New needle device to revolutionize biopsies and reduce scarring
The microbiopsy device was developed by an Australian research team
Research team at the University of South Australia has created a new needle device that will revolutionize how doctors test patients for rashes and diseases.
The microbiopsy device is a small needle that can take 100 to 200 cells to test for skin cancer and other diseases avoiding the need to take a 2cm to 3cm piece of tissue which results in some scarring, News Medical reports.
The team was led by research Professor at UniSA’s Future Industries Institute, Professor Tarl Prow.
Dr Prow says the device can take skin samples much more easily than a traditional biopsy and is easy and painless to use on children.

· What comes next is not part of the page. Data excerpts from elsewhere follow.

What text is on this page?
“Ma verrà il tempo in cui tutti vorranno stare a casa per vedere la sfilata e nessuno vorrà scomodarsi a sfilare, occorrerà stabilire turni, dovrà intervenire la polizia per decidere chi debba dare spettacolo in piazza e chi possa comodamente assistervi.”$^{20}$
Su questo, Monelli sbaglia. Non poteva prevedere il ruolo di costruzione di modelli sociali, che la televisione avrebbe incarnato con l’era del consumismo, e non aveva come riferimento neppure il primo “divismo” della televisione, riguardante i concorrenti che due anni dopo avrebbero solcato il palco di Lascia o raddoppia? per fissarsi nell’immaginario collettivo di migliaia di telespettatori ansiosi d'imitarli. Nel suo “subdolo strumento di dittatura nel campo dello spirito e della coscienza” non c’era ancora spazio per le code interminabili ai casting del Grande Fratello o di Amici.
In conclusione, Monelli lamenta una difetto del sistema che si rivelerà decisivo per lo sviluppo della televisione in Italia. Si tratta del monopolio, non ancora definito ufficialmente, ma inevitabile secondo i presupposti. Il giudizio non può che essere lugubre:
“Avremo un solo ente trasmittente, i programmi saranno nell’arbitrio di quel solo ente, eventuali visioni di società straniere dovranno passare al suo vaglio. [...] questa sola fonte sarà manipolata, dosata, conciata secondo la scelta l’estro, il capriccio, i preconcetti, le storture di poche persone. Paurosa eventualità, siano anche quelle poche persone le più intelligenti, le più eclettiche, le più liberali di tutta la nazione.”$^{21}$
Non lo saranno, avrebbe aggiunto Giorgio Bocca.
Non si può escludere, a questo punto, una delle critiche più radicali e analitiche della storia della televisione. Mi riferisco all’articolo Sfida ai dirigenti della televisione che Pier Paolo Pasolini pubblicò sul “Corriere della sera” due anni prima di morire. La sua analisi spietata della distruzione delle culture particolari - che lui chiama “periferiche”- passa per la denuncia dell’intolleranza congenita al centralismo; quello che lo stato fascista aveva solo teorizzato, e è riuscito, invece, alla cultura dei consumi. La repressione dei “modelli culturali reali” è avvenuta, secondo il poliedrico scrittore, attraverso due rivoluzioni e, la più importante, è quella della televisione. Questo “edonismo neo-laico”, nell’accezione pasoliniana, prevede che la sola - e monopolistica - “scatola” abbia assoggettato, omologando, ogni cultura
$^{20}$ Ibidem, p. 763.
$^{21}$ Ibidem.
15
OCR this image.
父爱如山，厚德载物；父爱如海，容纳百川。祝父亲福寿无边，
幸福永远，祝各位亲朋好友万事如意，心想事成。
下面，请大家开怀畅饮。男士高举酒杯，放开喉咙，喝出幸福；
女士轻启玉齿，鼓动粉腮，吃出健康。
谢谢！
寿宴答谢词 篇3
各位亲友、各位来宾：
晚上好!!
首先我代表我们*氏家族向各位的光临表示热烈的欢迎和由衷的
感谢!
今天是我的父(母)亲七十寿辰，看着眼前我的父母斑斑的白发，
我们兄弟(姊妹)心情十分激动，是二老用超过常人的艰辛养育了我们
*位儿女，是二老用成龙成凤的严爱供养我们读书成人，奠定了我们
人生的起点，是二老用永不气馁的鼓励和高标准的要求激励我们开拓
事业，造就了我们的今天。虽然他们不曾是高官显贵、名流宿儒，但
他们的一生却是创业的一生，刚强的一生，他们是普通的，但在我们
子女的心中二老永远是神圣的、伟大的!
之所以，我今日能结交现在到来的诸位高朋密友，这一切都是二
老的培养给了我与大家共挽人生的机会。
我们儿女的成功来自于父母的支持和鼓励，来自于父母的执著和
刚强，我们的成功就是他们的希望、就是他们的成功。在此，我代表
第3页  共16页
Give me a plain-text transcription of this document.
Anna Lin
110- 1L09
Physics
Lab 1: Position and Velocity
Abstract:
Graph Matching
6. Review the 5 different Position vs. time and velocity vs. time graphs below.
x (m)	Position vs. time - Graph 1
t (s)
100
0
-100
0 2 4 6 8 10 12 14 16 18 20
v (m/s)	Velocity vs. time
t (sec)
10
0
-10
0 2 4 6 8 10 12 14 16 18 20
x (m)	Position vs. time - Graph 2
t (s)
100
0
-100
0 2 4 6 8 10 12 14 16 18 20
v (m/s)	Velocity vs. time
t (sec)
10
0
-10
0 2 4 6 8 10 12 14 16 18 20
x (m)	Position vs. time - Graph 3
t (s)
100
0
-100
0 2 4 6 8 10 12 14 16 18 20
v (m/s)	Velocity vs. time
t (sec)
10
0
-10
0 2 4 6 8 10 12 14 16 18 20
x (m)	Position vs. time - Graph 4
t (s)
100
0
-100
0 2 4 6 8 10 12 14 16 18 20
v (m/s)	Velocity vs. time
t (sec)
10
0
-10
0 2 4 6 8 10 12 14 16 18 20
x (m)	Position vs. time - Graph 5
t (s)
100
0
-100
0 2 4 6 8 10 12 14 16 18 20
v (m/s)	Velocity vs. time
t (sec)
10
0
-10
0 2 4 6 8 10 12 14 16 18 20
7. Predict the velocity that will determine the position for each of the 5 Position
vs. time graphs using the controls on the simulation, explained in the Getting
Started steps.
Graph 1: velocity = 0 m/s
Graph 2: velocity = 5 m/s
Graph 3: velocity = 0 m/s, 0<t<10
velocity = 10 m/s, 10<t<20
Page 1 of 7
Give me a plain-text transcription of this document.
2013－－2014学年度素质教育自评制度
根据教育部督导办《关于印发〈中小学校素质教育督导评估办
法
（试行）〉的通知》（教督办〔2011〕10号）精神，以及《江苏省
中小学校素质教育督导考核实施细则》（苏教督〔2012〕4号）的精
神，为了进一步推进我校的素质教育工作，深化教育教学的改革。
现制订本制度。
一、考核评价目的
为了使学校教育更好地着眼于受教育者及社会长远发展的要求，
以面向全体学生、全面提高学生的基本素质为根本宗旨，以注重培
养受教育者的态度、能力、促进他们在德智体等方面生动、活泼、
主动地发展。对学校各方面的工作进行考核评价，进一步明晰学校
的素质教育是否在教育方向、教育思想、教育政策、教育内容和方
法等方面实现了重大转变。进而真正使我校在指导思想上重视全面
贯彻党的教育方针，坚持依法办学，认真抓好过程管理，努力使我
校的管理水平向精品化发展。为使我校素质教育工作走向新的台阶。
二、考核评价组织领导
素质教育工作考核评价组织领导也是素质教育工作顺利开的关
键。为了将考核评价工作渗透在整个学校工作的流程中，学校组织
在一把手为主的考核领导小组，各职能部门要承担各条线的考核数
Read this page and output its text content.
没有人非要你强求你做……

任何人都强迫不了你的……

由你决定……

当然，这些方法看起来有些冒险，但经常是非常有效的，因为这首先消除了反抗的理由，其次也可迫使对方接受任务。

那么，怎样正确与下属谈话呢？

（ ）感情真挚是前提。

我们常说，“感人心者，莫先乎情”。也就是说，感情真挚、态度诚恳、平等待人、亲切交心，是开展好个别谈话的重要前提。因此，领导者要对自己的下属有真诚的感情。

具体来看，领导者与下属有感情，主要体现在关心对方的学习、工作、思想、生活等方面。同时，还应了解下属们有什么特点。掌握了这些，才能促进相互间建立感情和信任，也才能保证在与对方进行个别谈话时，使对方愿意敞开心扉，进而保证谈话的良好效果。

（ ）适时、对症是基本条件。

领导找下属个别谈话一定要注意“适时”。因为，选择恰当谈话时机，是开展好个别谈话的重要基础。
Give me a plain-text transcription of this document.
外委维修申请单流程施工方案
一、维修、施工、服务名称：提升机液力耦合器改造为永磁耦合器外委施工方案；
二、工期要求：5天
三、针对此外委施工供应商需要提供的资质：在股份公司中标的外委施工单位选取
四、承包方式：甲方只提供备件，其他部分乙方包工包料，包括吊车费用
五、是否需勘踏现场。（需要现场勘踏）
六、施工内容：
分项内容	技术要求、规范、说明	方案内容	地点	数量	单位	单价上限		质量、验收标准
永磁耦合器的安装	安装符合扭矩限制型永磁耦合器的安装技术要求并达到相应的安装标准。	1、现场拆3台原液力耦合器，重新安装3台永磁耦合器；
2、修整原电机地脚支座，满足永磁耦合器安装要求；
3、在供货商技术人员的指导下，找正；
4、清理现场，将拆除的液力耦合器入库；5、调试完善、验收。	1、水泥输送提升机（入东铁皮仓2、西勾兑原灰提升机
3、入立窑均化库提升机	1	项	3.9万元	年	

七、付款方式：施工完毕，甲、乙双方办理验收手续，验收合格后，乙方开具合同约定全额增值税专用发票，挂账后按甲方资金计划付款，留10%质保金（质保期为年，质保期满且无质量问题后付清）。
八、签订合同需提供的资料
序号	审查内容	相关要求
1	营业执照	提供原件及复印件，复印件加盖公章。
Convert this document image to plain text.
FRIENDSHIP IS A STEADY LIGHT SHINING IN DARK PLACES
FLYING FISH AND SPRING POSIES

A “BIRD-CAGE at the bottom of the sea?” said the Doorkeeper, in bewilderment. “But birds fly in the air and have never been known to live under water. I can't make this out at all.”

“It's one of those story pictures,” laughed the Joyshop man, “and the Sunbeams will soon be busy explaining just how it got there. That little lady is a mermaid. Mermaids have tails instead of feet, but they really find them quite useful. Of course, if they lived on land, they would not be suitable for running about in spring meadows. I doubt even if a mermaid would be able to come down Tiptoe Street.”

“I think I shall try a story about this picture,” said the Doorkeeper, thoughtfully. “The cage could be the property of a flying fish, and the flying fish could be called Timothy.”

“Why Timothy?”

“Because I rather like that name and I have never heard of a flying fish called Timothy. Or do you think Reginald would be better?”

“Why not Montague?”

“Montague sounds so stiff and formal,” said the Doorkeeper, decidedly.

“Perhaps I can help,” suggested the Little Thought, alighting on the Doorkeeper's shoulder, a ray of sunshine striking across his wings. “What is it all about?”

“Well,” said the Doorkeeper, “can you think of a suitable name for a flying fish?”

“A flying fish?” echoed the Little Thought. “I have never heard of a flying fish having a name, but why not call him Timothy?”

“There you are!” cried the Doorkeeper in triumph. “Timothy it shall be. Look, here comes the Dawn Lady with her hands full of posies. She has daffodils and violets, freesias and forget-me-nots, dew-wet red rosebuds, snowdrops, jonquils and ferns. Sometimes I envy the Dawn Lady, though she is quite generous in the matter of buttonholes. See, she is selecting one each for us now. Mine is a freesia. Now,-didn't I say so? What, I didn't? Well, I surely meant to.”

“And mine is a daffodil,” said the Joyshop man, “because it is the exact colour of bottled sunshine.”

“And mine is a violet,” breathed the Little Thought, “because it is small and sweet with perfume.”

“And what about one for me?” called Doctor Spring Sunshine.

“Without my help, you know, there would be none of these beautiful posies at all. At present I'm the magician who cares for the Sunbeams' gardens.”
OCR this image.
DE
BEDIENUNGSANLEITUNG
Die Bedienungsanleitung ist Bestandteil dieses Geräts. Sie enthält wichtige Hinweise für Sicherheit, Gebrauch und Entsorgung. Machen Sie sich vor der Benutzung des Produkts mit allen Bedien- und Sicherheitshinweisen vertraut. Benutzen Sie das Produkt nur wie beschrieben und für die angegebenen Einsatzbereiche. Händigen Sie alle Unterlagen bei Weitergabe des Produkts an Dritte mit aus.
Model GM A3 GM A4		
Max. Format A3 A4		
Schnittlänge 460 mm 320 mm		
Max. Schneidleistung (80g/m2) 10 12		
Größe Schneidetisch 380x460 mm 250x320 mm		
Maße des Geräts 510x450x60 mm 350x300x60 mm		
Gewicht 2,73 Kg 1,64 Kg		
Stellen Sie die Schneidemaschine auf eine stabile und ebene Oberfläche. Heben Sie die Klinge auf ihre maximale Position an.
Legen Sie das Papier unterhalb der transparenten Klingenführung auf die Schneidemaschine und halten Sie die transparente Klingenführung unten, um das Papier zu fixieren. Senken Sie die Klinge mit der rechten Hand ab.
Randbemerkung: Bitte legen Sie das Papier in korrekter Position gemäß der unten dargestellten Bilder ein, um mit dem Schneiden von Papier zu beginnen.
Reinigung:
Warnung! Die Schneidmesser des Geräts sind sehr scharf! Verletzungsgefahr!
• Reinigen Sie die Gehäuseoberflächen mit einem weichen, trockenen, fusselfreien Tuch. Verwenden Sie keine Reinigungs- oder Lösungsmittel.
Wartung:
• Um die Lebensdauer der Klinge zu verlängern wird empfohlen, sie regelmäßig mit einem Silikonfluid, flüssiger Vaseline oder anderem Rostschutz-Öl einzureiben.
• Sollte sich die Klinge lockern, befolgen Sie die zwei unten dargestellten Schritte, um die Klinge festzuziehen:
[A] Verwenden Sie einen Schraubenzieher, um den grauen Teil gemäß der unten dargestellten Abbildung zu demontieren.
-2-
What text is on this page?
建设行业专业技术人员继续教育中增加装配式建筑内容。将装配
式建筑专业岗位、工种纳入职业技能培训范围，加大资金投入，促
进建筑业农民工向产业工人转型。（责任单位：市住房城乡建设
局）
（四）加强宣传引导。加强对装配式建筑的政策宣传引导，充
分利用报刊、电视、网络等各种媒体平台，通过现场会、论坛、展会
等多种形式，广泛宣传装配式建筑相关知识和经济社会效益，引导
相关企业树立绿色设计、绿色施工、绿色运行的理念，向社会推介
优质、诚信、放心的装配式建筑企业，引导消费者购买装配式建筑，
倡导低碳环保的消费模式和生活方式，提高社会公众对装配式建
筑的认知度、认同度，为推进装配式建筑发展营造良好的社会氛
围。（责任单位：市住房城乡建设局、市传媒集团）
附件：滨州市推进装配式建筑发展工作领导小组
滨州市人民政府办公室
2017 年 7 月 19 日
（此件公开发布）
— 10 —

The innovation for this device comes from the idea of a diabetic test. We can easily take small skin samples which makes it much easier to use on children and allows us to take multiple samples over time to monitor a patient’s situation,” Prof Prow says.
“Given a standard biopsy is a significant procedure, we wanted to help make that process easier.”
The device has already proved a possible game changer in underprivileged countries with doctors from Jerusalem’s Hebrew University already taking 502 units to Africa to use in the field. “With many parasitic diseases in Africa, where people don’t have access to a hospital, researchers at Hebrew University undertook a study in northern Ethiopia testing hundreds of children and adults using the device,” he says.
We are planning to test the efficacy and safety for microbiopsy in skin cancer diagnosis that will start in early 2019 so some patients may be asked to be a part of this study. We hope to launch the approved diagnostic test in 2023,” Dr Prow says.